Concertone Primo Maggio a Roma, intervista esclusiva a Paolo Belli
Noi di SuperGuida TV abbiamo video intervistato in esclusiva Paolo Belli nel backstage del Concertone. L’artista ha fatto una riflessione importante sulla dignità del lavoro: “Adesso è anche difficile parlare, ho ancora l’adrenalina addosso. Sono stato onorato quest’anno di essere invitato. Per chi fa il mio mestiere sa quanto sia privilegiato uno come me, e parlare di lavoro e di dignità sul lavoro mi fa davvero grande onore. Essere qui mi dà la possibilità di dirlo. Noi “vecchi”, noi con i capelli bianchi, abbiamo il dovere di investire sui giovani e di dare dignità al lavoro. Quest’anno vedere tutti questi ragazzi che hanno ballato è stato qualcosa di straordinario. Dopo 36 anni, sapere che la gente vuole ancora ballare con me è emozionante, ma ancora di più lo è vedere questi giovani: avrei voluto scendere tra loro e dire “credete nei vostri sogni”. Grazie per questa opportunità. È il momento che noi più grandi cominciamo davvero a investire nei giovani, perché è anche una questione di dignità. Quando eravamo ragazzi ci è stata data la possibilità di credere nel futuro, e ora abbiamo il dovere di fare lo stesso. Quello che ho fatto oggi è stato cercare di portare leggerezza: per me è naturale suonare, cantare e far ballare, ma sono qui soprattutto per dire che è arrivato il momento di impegnarci davvero, rispettando tutti e tutto”.
Lo scorso anno Paolo Belli è stato in gara a Ballando con le Stelle. Alla nostra domanda se per la prossima edizione tornerà a rivestire il ruolo di commentatore a bordo campo, Belli ha risposto: “Non lo so, a me non è stato ancora comunicato nulla. Quello che posso dire è che da bambino sognavo di fare esattamente quello che faccio oggi. Non so se lo faccio bene, ma ho sempre sognato di cantare, di ballare e di esibirmi in ogni fase della mia vita, quindi mi auguro di continuare a fare ciò che mi riesce meglio. Ballare è stato difficilissimo, ma è stato anche un modo per dare un’opportunità a una ragazza giovane, Anastasia Kuzmina. Era giusto che avesse questa possibilità, e infatti poi ha continuato il suo percorso: l’ho voluta anche con me a lavorare in teatro e abbiamo fatto insieme un tour teatrale. Adesso sento che è il momento di tornare a fare ciò che mi appartiene di più. Però, come dicevo anche poco fa, è arrivato il tempo di investire davvero sui giovani. Mettermi in gioco è stato anche un modo per creare opportunità per loro. Io, nella vita, sento di aver già realizzato molto”.

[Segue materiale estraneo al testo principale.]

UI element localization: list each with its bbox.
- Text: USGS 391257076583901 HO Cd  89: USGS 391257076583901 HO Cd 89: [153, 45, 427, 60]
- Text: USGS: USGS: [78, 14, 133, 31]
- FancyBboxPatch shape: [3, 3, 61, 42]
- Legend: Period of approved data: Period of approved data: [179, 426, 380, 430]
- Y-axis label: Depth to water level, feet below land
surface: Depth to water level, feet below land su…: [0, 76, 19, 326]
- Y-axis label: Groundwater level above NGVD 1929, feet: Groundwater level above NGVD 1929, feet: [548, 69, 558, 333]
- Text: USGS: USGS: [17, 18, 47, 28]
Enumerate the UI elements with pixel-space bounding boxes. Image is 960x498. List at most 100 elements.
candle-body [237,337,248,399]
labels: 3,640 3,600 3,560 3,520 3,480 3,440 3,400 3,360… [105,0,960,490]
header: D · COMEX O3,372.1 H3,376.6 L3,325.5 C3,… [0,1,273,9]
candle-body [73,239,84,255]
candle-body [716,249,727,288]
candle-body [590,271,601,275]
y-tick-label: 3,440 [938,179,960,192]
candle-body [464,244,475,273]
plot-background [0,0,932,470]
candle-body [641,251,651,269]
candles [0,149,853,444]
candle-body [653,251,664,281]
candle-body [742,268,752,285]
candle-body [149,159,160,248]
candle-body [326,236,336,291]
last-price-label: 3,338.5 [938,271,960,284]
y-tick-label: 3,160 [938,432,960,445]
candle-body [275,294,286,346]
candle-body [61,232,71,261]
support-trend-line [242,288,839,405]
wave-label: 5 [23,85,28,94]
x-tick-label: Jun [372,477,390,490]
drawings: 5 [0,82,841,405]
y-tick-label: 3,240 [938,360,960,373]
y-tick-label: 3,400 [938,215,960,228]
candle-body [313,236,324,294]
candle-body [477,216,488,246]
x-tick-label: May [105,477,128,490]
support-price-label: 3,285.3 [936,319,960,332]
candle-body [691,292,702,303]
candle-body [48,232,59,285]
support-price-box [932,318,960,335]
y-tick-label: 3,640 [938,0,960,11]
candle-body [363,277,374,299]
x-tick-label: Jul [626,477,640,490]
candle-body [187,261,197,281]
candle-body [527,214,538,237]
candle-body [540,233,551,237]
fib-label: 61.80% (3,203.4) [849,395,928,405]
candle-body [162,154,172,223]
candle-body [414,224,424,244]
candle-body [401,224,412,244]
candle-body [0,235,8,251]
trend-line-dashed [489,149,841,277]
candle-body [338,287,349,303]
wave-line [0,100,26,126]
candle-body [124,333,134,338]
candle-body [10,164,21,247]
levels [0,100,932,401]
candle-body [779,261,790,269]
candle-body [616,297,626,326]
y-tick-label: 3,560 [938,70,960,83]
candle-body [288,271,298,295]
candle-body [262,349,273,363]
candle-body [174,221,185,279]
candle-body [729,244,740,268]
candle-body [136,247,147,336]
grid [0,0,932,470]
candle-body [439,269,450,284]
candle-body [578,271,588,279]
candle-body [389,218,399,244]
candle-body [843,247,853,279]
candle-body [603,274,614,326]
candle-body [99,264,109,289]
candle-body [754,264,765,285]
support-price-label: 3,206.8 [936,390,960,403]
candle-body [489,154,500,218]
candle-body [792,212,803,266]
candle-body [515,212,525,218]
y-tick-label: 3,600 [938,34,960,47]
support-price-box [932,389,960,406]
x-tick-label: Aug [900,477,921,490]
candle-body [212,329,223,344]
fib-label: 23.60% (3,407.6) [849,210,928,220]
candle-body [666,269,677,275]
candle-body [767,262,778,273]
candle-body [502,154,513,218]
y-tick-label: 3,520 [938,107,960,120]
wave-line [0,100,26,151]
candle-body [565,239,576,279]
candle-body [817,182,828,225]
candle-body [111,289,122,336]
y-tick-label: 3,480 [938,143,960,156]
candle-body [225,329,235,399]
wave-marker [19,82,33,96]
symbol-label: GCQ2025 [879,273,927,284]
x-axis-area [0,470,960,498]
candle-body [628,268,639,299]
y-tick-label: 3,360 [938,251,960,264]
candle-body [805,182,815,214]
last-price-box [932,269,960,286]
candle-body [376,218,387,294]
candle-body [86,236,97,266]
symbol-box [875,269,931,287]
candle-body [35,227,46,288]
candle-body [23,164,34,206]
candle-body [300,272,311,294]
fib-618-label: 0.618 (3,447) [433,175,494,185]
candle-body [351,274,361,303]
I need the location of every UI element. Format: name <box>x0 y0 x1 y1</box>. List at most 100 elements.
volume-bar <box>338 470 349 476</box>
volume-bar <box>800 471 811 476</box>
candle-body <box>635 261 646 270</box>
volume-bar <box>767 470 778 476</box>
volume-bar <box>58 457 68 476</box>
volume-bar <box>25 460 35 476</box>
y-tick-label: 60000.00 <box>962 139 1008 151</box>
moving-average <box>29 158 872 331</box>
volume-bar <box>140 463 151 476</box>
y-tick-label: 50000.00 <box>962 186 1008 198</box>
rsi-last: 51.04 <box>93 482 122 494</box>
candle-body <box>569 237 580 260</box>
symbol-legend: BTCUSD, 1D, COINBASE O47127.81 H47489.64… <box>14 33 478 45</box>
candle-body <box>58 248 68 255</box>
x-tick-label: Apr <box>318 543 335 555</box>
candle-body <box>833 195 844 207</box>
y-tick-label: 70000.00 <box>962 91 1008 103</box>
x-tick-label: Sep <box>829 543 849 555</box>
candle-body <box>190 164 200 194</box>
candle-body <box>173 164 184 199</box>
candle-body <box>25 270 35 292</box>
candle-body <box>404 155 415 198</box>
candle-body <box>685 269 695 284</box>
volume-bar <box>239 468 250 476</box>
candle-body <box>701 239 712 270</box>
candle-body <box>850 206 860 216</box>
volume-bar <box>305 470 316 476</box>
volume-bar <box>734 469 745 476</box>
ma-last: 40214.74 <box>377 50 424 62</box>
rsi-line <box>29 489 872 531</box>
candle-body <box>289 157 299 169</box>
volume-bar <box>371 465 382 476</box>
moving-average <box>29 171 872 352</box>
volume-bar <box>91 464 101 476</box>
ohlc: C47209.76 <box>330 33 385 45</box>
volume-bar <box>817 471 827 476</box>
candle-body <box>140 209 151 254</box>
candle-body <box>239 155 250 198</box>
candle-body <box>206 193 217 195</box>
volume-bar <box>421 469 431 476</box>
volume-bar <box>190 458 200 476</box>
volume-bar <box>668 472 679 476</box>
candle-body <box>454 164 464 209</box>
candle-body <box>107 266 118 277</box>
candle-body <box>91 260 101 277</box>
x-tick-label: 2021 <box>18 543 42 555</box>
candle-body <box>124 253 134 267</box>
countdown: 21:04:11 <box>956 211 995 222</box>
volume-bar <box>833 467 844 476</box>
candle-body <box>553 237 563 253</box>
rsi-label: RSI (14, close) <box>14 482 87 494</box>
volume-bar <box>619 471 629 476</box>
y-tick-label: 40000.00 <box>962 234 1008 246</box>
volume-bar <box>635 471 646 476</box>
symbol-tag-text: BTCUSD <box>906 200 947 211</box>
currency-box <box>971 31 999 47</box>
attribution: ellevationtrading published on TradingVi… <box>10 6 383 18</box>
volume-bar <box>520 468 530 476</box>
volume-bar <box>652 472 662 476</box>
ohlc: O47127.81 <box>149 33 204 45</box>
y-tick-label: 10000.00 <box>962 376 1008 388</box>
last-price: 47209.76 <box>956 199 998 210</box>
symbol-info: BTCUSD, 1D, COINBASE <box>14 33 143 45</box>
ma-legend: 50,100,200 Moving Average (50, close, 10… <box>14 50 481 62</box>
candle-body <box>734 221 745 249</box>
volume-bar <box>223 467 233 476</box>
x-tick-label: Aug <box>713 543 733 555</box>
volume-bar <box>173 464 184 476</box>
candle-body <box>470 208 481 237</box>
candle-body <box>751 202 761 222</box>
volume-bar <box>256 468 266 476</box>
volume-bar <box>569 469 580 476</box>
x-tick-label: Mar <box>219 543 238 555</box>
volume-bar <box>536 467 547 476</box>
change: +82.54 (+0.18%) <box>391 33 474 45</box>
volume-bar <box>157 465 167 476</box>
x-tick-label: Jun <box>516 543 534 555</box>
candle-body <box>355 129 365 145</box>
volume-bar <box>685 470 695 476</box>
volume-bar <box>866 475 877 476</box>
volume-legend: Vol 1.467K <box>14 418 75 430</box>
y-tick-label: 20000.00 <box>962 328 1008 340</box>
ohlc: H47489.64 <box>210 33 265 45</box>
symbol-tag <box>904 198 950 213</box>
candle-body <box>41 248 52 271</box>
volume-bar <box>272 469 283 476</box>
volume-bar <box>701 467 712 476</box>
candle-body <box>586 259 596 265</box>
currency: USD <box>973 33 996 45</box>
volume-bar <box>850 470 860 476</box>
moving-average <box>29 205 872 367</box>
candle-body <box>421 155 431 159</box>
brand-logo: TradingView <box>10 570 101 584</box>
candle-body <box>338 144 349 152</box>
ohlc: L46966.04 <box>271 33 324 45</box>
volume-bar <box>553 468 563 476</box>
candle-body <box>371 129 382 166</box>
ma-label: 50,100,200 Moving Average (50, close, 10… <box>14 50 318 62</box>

E su Selvaggia Lucarelli opinionista al Grande Fratello, Belli ha detto: “Mi dispiace, ma non voglio espormi su questo tema. Non seguo queste cose, quindi non so esattamente di cosa tu stia parlando, perdonami. Davvero, preferisco non commentare perché non ho elementi sufficienti per esprimere un’opinione”.